ANOTHER VIOLENT DEATH IN YEREVAN.

Publication: Monitor Volume: 7 Issue: 177

Armenian President Robert Kocharian has dismissed several of his bodyguards for beating a man to death. The case has political ramifications both internal and external.

The incident occurred on the night of September 24-25 in Yerevan’s Aragast pub, a favorite haunt of the president in his spare time. That night, Kocharian was there in the company of Charles Aznavour, the world-famous French singer of Armenian descent. The victim, 43-year-old Poghos Poghossian, had attempted to talk to the guests, but was shoved aside by the bodyguards, who then took Poghossian to the men’s room, beat him and left him there. Shortly afterward, pub patrons found Poghossian’s corpse in the same place, bearing the marks of violence.

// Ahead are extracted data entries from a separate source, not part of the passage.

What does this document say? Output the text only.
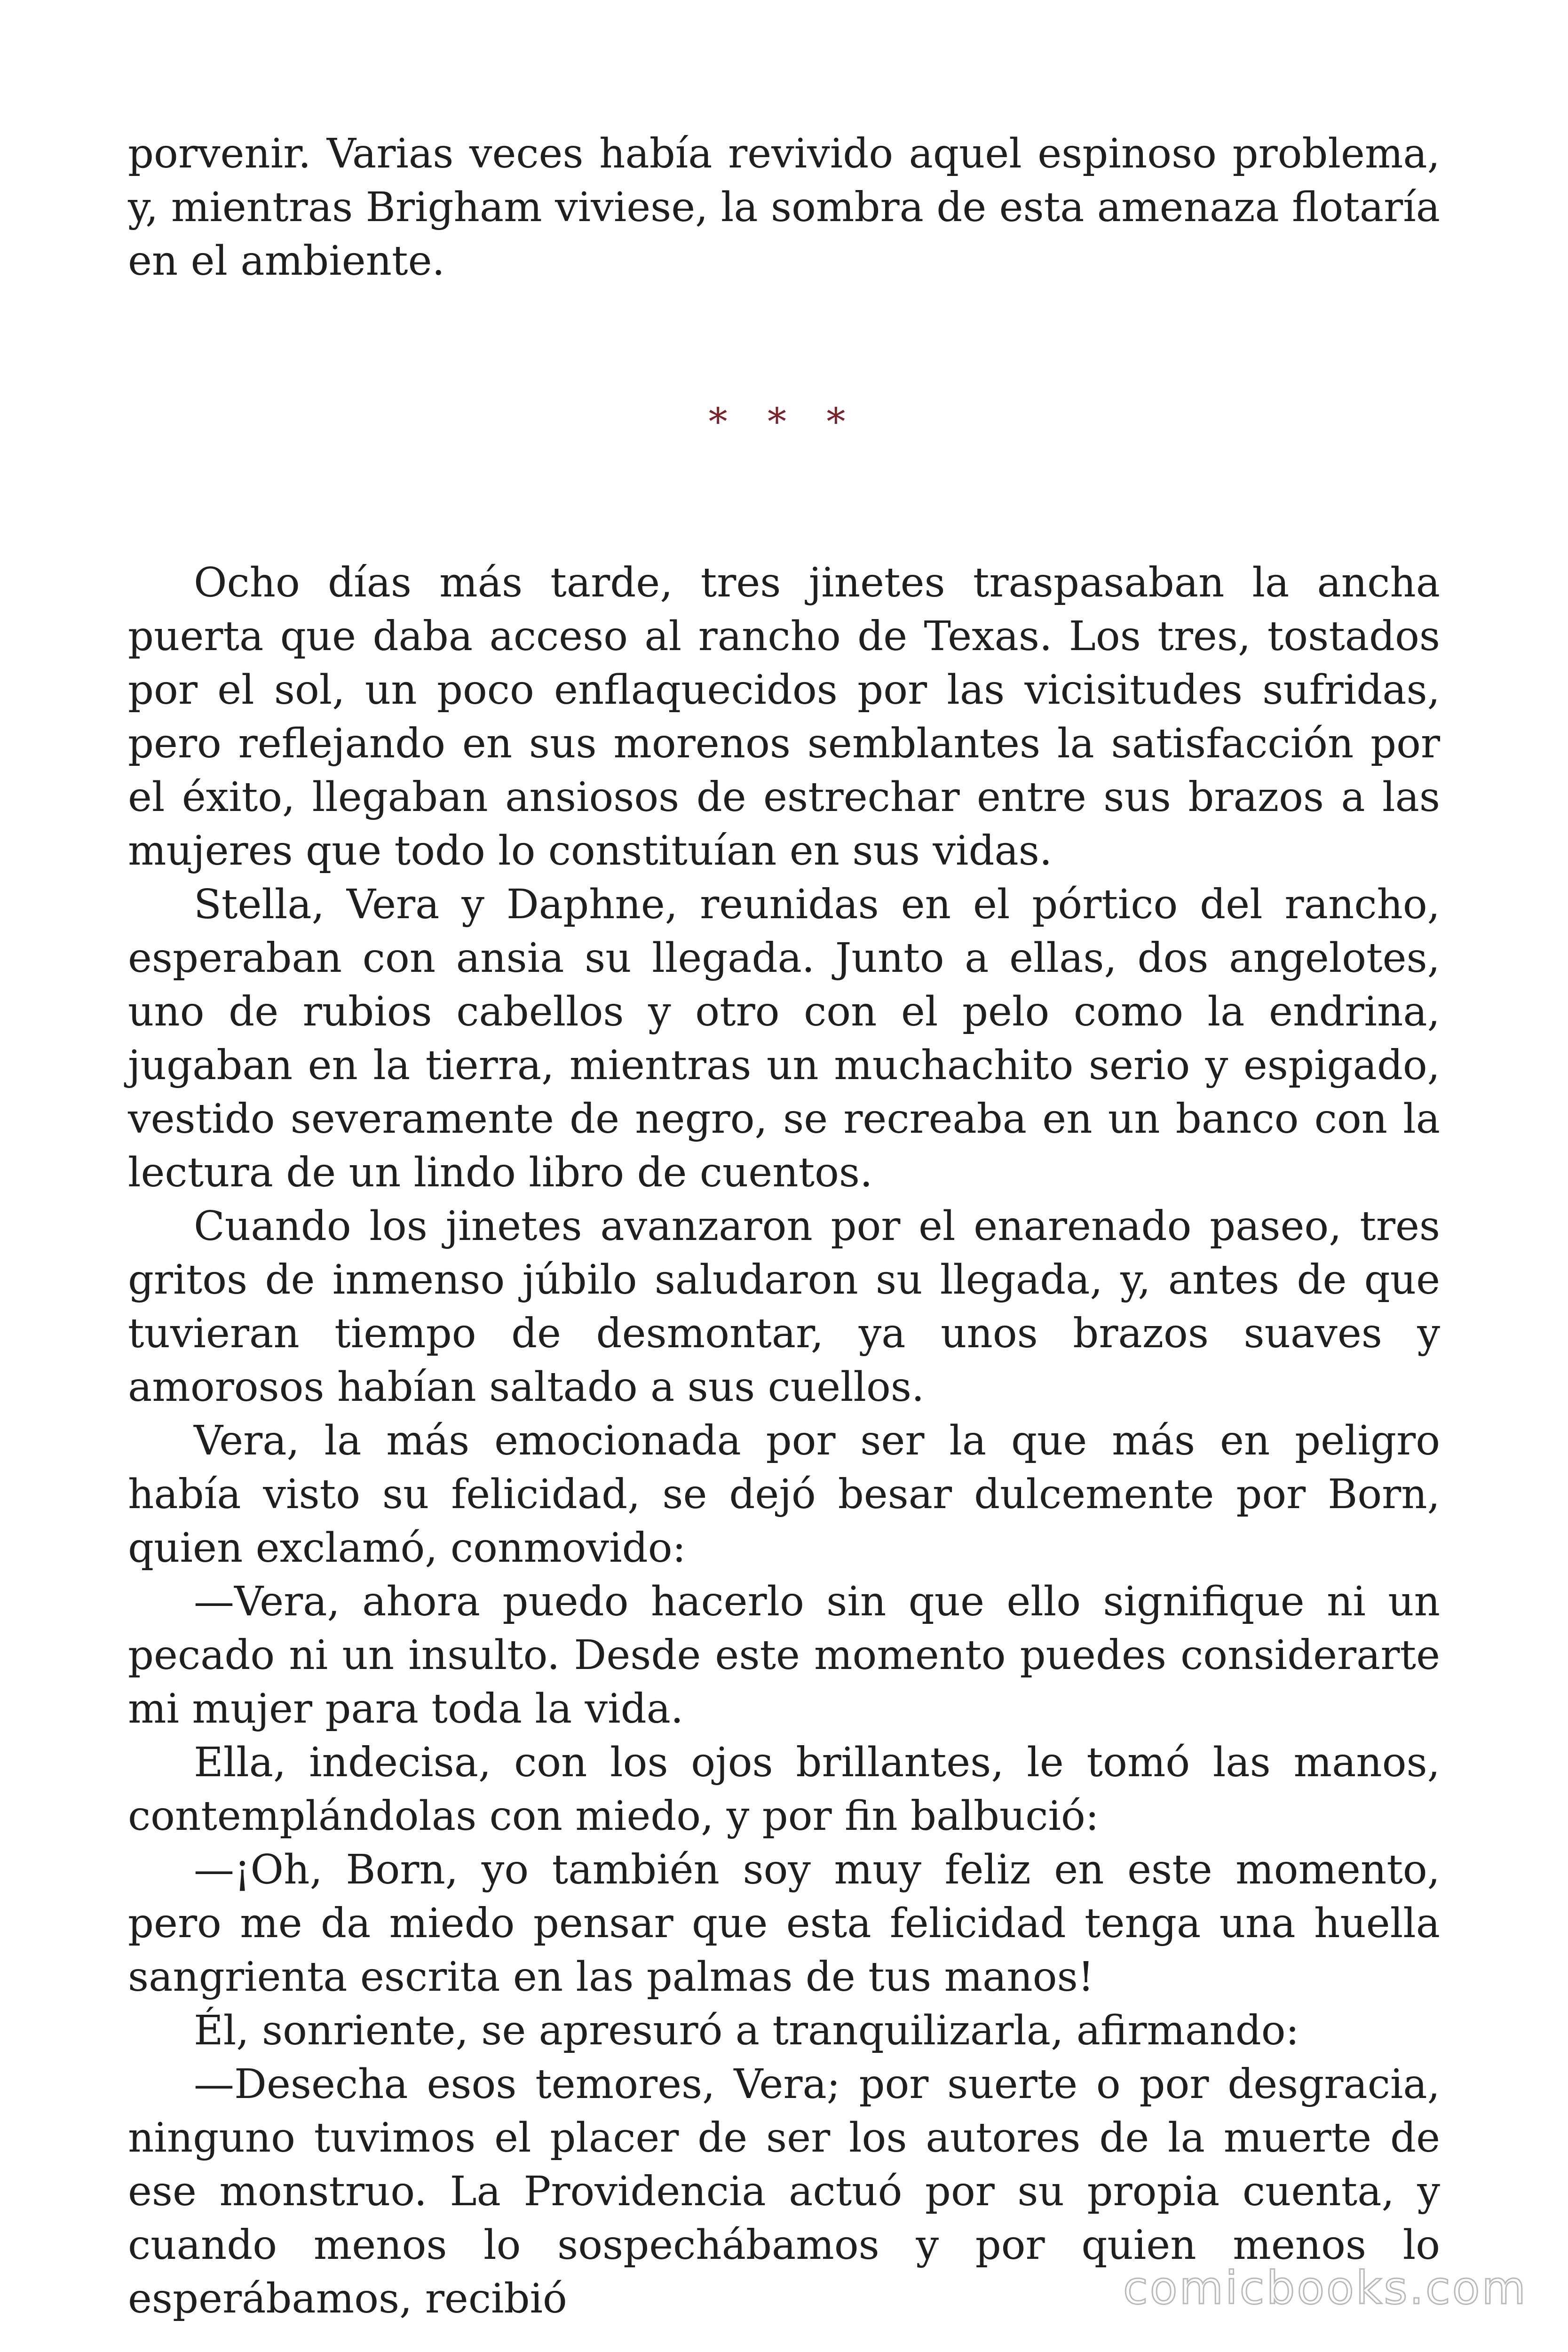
porvenir. Varias veces había revivido aquel espinoso problema, y, mientras Brigham viviese, la sombra de esta amenaza flotaría en el ambiente.

* * *

Ocho días más tarde, tres jinetes traspasaban la ancha puerta que daba acceso al rancho de Texas. Los tres, tostados por el sol, un poco enflaquecidos por las vicisitudes sufridas, pero reflejando en sus morenos semblantes la satisfacción por el éxito, llegaban ansiosos de estrechar entre sus brazos a las mujeres que todo lo constituían en sus vidas.

Stella, Vera y Daphne, reunidas en el pórtico del rancho, esperaban con ansia su llegada. Junto a ellas, dos angelotes, uno de rubios cabellos y otro con el pelo como la endrina, jugaban en la tierra, mientras un muchachito serio y espigado, vestido severamente de negro, se recreaba en un banco con la lectura de un lindo libro de cuentos.

Cuando los jinetes avanzaron por el enarenado paseo, tres gritos de inmenso júbilo saludaron su llegada, y, antes de que tuvieran tiempo de desmontar, ya unos brazos suaves y amorosos habían saltado a sus cuellos.

Vera, la más emocionada por ser la que más en peligro había visto su felicidad, se dejó besar dulcemente por Born, quien exclamó, conmovido:

—Vera, ahora puedo hacerlo sin que ello signifique ni un pecado ni un insulto. Desde este momento puedes considerarte mi mujer para toda la vida.

Ella, indecisa, con los ojos brillantes, le tomó las manos, contemplándolas con miedo, y por fin balbució:

—¡Oh, Born, yo también soy muy feliz en este momento, pero me da miedo pensar que esta felicidad tenga una huella sangrienta escrita en las palmas de tus manos!

Él, sonriente, se apresuró a tranquilizarla, afirmando:

—Desecha esos temores, Vera; por suerte o por desgracia, ninguno tuvimos el placer de ser los autores de la muerte de ese monstruo. La Providencia actuó por su propia cuenta, y cuando menos lo sospechábamos y por quien menos lo esperábamos, recibió	comicbooks.com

Yerevan media are treating the case as a murder. The Internal Affairs Ministry’s press service claims, however, that Poghossian died of a heart attack. Kocharian has ordered that same ministry, and the Prosecutor’s Office, to identify the “real culprits.” Both of those institutions, however, have a dismal track record in investigating murders traceable to the state apparatus. Unresolved cases include those in which prosecutors themselves, and police officials up to the rank of deputy ministers and generals have been murdered in internecine feuds.

Coincidentally with Poghossian’s death, the parliament decided to schedule for October 8 a hearing into the stalled proceedings against former Internal Affairs Minister Vanno Siradeghian, who has fled abroad. The current authorities suspect Siradeghian of having commissioned several killings through his subordinates in that ministry.

Poghos Poghossian is unrelated to Khachig Poghossian, the head of the Oversight Committee attached to the prime minister’s office, who was assassinated on September 11 in Yerevan. Poghos Poghossian was a citizen of Georgia and a resident of the Ninotsminda district, one of two Armenian-majority districts in Georgia’s province of Javakheti. Most recently, an irredentist issue is being made of Javakheti, primarily by the Armenian Revolutionary Federation-Dashnaksutiun (ARF). Apparently within that context, the ARF has taken up the Poghos Poghossian case and is calling in parliament and in the press for severe punishment of the perpetrators.

At ARF’s initiative earlier this week, the Armenian delegation requested the Parliamentary Assembly of the Council of Europe to inspect Javakheti in order to “defend the rights” of Armenians there. The ARF is a conditional and sometimes critical supporter of Kocharian. Javakheti is one issue on which they clearly disagree, however. The president and government underscore the importance of good-neighborly relations with Georgia, a country that provides a vital transit route between Armenia and the outside world. Nor can a plausible case be made that Georgia violates the rights of Armenians. Yet Kocharian and the government seem content to tolerate the ARF’s irredentism because they need its support on many other issues.

Aznavour, the unwilling bystander to all this, was visiting Armenia on the occasion of the tenth anniversary of its independence. He is a generous donor to Armenia, but has publicly criticized its political establishment for corruption and misrule, and had declined to visit the country in recent years (Arminfo, Noyan-Tapan, Iravunk, September 26).